We regret that we cannot wholly acquit our intelligent Mandarin of the taint of ingratitude. It is evident that his views of English history—at least of that portion in which Falstaff conspicuously appears, for the writer suffers no subject to escape in any way involved in the character of the immortal knight—have been gathered from one of our fellow countrymen; he has, if we may be allowed to say it, sucked the brain, as a “weasel sucks eggs,” of some enlightened but obscure supercargo whom he has left unhonoured and unthanked. How different, in a similar case, was the conduct of an Englishman: our deep veneration of the national character will not, at this happy moment, suffer us to be silent on the grateful magnanimity of Mr Nahum Tate, who, in his preface to his improved version of King Lear, returns his “thanks to an ingenious friend who first pointed out the tragedy” to his condescending notice!
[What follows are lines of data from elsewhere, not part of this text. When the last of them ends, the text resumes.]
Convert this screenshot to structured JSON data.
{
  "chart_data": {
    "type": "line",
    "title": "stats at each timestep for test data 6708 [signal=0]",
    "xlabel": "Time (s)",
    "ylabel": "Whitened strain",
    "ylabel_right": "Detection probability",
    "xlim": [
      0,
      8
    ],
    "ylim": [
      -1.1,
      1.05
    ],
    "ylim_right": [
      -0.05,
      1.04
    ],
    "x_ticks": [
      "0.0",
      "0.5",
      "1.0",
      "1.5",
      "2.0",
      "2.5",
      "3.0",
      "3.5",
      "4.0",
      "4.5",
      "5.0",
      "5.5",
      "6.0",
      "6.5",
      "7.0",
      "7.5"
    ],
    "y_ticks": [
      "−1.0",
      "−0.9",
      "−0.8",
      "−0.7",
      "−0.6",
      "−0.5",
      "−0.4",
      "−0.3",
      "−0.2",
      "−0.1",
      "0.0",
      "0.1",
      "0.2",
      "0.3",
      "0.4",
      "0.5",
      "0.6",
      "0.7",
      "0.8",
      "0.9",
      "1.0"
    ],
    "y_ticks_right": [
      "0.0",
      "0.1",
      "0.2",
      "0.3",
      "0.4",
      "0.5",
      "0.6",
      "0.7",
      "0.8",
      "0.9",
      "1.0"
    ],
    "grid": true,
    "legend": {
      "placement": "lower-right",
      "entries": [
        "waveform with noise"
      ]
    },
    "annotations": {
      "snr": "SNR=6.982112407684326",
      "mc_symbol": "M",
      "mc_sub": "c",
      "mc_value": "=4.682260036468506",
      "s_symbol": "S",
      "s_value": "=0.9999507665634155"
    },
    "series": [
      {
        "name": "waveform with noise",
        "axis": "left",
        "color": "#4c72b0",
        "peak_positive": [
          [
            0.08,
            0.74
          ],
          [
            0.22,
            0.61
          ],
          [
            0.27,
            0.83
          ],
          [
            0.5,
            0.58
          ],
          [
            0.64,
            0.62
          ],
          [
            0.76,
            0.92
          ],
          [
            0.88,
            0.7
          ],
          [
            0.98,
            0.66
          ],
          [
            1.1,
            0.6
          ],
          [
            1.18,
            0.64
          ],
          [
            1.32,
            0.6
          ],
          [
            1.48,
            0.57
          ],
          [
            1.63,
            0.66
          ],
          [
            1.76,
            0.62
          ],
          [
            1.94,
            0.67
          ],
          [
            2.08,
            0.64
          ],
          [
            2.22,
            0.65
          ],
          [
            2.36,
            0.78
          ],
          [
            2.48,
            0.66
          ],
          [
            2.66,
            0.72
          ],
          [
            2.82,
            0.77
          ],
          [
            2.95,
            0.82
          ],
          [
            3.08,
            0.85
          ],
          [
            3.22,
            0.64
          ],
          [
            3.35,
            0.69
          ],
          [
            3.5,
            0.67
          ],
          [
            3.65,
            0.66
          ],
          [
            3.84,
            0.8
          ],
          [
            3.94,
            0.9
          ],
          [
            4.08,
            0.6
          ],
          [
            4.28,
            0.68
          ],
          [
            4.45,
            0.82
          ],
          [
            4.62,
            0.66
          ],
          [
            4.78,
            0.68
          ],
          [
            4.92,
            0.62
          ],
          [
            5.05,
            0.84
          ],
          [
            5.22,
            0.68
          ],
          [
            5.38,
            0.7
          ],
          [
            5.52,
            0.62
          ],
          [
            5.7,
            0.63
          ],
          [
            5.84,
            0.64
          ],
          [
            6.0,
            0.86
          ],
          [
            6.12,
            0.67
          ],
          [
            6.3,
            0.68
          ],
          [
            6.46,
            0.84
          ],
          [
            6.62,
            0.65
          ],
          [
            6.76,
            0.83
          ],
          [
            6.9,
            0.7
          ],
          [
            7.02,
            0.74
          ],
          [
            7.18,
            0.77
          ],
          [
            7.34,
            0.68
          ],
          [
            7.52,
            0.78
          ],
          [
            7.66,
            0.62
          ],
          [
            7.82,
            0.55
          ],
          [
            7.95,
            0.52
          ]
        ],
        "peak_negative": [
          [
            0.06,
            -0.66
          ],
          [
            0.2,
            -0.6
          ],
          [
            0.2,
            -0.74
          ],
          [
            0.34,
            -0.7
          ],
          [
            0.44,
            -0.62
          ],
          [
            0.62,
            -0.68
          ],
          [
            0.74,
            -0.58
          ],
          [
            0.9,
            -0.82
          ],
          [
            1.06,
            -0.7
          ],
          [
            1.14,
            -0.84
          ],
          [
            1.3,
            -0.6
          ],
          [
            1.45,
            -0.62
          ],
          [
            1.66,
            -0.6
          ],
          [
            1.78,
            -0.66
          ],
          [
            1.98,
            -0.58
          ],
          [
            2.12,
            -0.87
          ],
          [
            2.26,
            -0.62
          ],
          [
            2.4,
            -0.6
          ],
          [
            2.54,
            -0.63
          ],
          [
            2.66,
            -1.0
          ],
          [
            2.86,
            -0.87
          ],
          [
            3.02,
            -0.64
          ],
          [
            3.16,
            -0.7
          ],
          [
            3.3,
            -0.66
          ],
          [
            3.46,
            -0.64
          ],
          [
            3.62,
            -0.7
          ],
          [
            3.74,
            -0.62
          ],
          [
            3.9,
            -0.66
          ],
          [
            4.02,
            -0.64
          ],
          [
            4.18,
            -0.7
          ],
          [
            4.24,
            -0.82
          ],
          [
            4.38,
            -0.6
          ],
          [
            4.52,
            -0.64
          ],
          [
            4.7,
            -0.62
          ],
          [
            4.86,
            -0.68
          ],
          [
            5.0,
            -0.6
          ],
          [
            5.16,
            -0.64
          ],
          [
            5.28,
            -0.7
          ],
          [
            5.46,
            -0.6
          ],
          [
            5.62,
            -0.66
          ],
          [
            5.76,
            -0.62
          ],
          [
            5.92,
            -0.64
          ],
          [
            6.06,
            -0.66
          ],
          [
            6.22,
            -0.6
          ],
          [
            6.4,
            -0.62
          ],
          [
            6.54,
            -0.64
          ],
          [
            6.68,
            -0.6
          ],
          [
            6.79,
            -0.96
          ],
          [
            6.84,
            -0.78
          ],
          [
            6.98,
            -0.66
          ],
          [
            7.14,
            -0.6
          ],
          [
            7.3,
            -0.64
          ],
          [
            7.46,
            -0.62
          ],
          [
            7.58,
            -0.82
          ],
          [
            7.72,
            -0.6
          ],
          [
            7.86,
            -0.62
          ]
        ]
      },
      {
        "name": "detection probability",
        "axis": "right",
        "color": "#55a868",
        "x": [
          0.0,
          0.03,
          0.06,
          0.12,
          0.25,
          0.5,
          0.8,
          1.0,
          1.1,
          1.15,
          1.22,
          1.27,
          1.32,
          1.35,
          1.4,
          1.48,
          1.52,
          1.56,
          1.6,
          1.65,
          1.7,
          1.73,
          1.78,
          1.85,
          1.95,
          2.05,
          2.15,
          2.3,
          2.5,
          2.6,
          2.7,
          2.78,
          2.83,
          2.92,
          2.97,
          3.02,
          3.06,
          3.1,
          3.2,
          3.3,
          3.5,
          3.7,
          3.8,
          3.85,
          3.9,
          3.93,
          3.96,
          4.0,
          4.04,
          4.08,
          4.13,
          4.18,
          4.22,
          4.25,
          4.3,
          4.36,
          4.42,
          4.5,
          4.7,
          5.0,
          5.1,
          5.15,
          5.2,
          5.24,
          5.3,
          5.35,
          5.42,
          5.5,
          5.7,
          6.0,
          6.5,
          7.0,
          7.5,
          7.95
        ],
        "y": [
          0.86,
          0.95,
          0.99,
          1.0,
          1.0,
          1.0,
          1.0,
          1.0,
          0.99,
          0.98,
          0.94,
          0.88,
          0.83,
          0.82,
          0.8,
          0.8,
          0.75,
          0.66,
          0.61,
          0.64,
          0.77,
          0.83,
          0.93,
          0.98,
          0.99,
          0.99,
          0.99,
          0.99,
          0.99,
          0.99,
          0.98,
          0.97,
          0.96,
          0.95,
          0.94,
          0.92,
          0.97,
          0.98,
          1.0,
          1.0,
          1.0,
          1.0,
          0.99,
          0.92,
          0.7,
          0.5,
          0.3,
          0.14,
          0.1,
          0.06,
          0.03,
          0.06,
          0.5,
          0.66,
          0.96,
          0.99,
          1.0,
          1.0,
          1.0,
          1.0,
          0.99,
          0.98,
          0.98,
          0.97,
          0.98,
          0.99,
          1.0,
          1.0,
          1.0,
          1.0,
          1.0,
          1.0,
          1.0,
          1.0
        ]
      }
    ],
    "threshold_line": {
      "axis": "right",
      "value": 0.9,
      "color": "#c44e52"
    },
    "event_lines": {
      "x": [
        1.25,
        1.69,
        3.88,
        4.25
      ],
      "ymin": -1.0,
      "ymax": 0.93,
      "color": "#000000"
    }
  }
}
The silence of the Mandarin towards his instructor is the more strange, as ingratitude is not the vice of the barbarian. An ingenious friend points out a skulking, unarmed straggler to a Cossack; the soldier makes him prisoner, cuts off his ears, slits his nose, bores his tongue, and having mounted the captive behind him, in the cordial spirit of Nahum Tate, “thanks his ingenious friend” for his information! But it is so; in this particular our mandarin fails in comparison with the Cossack and with Nahum Tate.